Il caso sottoposto all'attenzione della Cassazione prende avvio dall'esercizio dell'azione penale nei confronti di un uomo, accusato dei reati di violenza sessuale aggravata e lesioni personali commessi in danno di una donna.

In particolare l'imputato, recatosi in discoteca, conosceva una ragazza e, per tutta la serata, la corteggiava. 

 A termine serata i due, palesemente ubriachi, si allontanavano dalla discoteca e, giunti nel vicino cimitero, l'uomo costringeva la donna a subire un rapporto anale; a fronte del rifiuto e dell'opposizione della vittima, che tentava in ogni modo di resistere al rapporto sessuale, l'imputato la picchiava in modo selvaggio, massacrandola con pugni.

Per tali fatti, sia il Tribunale di Roma, all'esito del giudizio abbreviato, che la Corte d'appello di Roma, condannavano l'uomo alla pena di otto anni di reclusione per i due reati, riuniti nel vincolo della continuazione, oltre alle pene accessorie di legge.

Ricorrendo in Cassazione, la difesa dell'uomo evidenziava vizio di contraddittorietà e manifesta illogicità della motivazione con riguardo al ritenuto reato di violenza sessuale: a tal fine deduceva come fosse illogico ritenere che, a fronte di una penetrazione attuata con violenza, la persona offesa non avesse riportato lesioni nella zona genitale, a meno che non si fossero utilizzate le lesioni non specifiche dovute alle mai negate percosse quali prova dell'avvenuta violenza sessuale.

La Cassazione non condivide la censura prospettata.

 La Corte premette che il controllo di legittimità consentito sulla motivazione è circoscritto alla verifica che il testo dell'atto impugnato contenga l'esposizione delle ragioni giuridicamente significative che lo sorreggono e che nella motivazione non siano riscontrabili contraddizioni, né illogicità evidenti, percepibili ictu oculi, restando ininfluenti le minime incongruenze e dovendosi considerare disattese le deduzioni difensive che, anche se non espressamente confutate, appaiano logicamente incompatibili con la decisione adottata.
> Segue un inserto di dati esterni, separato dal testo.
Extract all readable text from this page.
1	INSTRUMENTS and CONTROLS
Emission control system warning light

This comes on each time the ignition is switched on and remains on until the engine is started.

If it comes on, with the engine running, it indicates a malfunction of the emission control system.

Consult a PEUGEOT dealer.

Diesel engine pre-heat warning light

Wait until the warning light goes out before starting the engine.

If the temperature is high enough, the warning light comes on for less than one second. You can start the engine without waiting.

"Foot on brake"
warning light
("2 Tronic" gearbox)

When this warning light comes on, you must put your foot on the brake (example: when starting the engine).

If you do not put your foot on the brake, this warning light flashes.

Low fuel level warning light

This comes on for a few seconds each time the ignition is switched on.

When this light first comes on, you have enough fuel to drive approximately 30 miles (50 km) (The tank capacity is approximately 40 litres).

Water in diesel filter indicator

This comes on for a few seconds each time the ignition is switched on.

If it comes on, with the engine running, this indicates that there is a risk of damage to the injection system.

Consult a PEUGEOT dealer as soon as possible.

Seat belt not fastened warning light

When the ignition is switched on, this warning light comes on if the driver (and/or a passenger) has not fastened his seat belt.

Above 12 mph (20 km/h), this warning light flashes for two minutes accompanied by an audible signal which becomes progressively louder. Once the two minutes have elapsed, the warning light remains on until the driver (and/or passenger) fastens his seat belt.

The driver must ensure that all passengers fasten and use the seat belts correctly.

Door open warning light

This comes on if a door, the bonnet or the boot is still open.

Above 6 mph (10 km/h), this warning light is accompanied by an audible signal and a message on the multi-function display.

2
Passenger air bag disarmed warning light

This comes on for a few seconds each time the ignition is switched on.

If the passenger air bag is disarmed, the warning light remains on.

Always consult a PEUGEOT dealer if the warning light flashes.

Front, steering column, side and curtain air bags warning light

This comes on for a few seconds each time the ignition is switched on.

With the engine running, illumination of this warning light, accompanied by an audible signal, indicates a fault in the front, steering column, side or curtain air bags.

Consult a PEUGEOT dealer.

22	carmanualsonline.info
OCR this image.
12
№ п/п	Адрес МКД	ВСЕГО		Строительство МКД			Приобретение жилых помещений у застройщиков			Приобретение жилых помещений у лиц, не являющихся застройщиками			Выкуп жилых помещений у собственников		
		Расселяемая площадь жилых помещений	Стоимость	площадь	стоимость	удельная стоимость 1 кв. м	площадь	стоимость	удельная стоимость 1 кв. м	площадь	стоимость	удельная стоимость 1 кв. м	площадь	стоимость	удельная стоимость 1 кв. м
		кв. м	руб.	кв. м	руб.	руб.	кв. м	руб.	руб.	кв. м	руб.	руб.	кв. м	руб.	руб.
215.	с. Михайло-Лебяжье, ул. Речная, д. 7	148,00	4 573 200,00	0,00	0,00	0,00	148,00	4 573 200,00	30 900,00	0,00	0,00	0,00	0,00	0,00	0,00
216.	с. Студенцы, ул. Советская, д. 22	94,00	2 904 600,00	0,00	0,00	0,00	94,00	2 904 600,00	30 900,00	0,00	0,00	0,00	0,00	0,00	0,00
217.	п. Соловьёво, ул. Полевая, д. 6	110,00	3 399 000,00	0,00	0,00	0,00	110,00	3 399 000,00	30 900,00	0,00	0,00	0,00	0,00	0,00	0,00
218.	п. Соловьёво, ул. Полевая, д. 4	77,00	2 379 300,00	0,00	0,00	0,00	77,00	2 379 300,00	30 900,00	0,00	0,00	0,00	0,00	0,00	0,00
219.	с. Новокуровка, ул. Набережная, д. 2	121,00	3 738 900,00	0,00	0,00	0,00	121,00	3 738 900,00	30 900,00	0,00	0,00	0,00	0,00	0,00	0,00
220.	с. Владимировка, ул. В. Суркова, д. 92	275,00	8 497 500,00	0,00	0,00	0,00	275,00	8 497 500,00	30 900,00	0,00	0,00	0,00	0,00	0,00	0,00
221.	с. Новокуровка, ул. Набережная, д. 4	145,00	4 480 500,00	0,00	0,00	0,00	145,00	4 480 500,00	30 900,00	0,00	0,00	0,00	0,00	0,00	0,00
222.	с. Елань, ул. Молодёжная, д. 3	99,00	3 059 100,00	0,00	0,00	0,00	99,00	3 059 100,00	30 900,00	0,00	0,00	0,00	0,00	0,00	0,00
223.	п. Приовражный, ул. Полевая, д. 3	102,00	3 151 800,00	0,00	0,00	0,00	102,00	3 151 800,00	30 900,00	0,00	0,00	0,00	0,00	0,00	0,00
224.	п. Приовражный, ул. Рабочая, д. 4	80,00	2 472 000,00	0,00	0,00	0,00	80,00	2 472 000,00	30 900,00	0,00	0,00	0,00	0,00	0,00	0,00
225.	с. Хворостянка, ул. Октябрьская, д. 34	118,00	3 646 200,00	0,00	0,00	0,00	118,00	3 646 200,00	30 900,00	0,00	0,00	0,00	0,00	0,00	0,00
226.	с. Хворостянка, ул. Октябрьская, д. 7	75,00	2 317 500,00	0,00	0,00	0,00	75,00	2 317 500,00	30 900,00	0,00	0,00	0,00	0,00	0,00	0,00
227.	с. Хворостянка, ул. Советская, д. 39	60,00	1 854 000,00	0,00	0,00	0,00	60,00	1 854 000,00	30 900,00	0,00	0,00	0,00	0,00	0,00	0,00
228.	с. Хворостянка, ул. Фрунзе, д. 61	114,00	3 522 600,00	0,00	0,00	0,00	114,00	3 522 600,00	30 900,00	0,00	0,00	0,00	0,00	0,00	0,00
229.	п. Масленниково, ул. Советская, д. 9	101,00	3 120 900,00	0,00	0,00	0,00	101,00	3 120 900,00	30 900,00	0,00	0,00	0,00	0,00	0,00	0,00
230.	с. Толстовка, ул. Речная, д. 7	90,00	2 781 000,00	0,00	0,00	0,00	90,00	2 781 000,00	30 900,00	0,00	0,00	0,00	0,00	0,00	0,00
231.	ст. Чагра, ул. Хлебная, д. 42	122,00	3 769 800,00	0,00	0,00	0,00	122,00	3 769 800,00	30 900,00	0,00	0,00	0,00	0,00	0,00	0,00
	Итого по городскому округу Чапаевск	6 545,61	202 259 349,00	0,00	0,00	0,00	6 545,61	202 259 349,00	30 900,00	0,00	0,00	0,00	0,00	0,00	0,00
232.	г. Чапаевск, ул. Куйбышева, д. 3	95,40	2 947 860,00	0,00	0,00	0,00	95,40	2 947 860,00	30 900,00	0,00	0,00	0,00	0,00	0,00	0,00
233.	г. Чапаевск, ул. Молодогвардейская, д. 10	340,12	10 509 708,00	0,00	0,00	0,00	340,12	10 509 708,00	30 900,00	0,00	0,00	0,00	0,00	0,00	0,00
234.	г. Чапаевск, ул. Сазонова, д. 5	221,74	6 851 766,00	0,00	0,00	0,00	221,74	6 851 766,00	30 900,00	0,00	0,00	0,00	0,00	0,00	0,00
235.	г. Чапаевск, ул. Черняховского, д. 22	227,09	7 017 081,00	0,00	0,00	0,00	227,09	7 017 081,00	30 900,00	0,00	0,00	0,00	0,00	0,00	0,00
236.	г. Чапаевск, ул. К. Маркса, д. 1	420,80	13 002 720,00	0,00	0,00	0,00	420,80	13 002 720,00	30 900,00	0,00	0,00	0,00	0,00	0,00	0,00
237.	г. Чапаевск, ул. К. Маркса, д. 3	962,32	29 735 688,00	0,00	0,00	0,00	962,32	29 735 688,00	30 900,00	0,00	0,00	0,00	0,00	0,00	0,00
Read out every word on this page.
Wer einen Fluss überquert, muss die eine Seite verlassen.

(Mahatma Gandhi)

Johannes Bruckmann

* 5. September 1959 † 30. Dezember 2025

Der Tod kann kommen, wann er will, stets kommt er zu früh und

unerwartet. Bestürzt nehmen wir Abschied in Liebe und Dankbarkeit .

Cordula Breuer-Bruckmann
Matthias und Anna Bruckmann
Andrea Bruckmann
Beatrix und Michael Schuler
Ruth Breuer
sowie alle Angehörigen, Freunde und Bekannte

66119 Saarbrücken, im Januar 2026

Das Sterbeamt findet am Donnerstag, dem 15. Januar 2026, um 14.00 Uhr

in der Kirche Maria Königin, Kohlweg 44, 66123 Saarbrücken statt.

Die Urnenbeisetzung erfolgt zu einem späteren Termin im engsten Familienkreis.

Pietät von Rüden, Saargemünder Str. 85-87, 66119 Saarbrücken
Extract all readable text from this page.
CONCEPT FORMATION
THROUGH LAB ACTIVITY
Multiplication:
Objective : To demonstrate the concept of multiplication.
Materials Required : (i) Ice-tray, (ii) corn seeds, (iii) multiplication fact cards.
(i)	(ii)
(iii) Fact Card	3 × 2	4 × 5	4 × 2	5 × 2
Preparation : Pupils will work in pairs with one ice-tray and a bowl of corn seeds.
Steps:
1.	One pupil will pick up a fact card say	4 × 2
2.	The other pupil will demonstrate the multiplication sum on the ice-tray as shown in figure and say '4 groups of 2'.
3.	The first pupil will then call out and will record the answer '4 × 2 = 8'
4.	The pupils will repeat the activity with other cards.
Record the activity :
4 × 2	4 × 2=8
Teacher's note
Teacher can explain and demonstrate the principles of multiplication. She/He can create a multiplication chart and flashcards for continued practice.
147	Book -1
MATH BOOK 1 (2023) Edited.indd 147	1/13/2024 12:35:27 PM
Con specifico riferimento al caso di specie, la Corte evidenzia che non è manifestamente illogico ritenere che una penetrazione, sia pur violenta, non abbia lasciato lesioni, trattandosi di circostanza che non sempre, necessariamente, si verifica, soprattutto in quei casi – come quello di specie – nei quali l'aggressore, essendo ubriaco, ben avrebbe potuto non porre in atto una penetrazione completa.

Alla luce di tanto, gli Ermellini chiariscono come, nel giudizio di legittimità in corso, non possono procedere alla rilettura degli elementi di fatto posti a fondamento della decisione impugnata e all'autonoma adozione di nuovi e diversi parametri di ricostruzione e valutazione dei fatti, indicati dal ricorrente come maggiormente plausibili o dotati di una migliore capacità esplicativa rispetto a quelli adottati dal giudice del merito.

In conclusione la Cassazione rigetta il ricorso.